7. Ah, you are working over a special $\lambda$-ring. Then your proof actually simplifies: If $x$ is a line element and $y$ is an arbitrary element of a special $\lambda$-ring, then $\lambda_t\left(xy\right)=\lambda_{xt}\left(y\right)$, where $\lambda_t\left(u\right)$ denotes the formal power series $\sum_{i\geq 0}\lambda^i\left(u\right)t^u$ for every $u$ in the ring. This is even mentioned in Fulton/Lang. However, I am not sure whether Fulton/Lang assumed the $\lambda$-ring we are working in to be special; he even defined positive structure before defining special $\lambda$-rings. Then again, maybe positive structure implies speciality?

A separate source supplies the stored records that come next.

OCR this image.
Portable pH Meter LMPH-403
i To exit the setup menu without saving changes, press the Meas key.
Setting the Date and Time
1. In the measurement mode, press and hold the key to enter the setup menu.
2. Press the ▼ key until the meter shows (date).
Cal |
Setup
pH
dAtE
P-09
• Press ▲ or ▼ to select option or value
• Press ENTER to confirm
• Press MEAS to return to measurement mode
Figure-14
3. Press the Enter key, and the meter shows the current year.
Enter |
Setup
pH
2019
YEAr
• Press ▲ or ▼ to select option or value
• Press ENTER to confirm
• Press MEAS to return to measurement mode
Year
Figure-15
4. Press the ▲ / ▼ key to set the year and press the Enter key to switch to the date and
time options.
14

8. Anyway, both Fulton/Lang andCharles Weibel’s K-book state the above assertion (that the line elements form a subgroup of the $\lambda$-ring, particularly implying that the inverse of a line element is positive) without requiring it to be a special $\lambda$-ring (and before even defining what a special $\lambda$-ring is). Is this a mistake on their side or is there an argument why this always holds?

9. Should the wedge product $\wedge E’$ be written as $\wedge E$ in the sentence (below formula (L1) ): “… then $\wedge E’$ has a filtration whose associated graded is the direct sum on the RHS above.”?

10. Fei: No, E’ is an extension of E and F. It’s right as is, but it’s terrible notation probably.

11. Ah, I see. I was looking at the exact sequence $0\to E’\to E\to E”\to 0$. I though the $E’$ is the guy in this exact sequence.

12. After two years I just wanted to add that Fulton/Lang’s questionable claim (that the multiplicative inverse of a line element is a line element as well) is incorrect. See the footnote in the definition of a “positive structure” in my lambda-rings notes ( https://sites.google.com/site/darijgrinberg/lambda/lambda.pdf?attredirects=0&d=1 ); at the moment, this is footnote 29 on page 64 (continued onto page 65). The counterexample is actually even a special lambda-ring. The proof by Steven Sam above (for special lambda-rings) only shows that the inverse is 1-dimensional, but not that it is positive.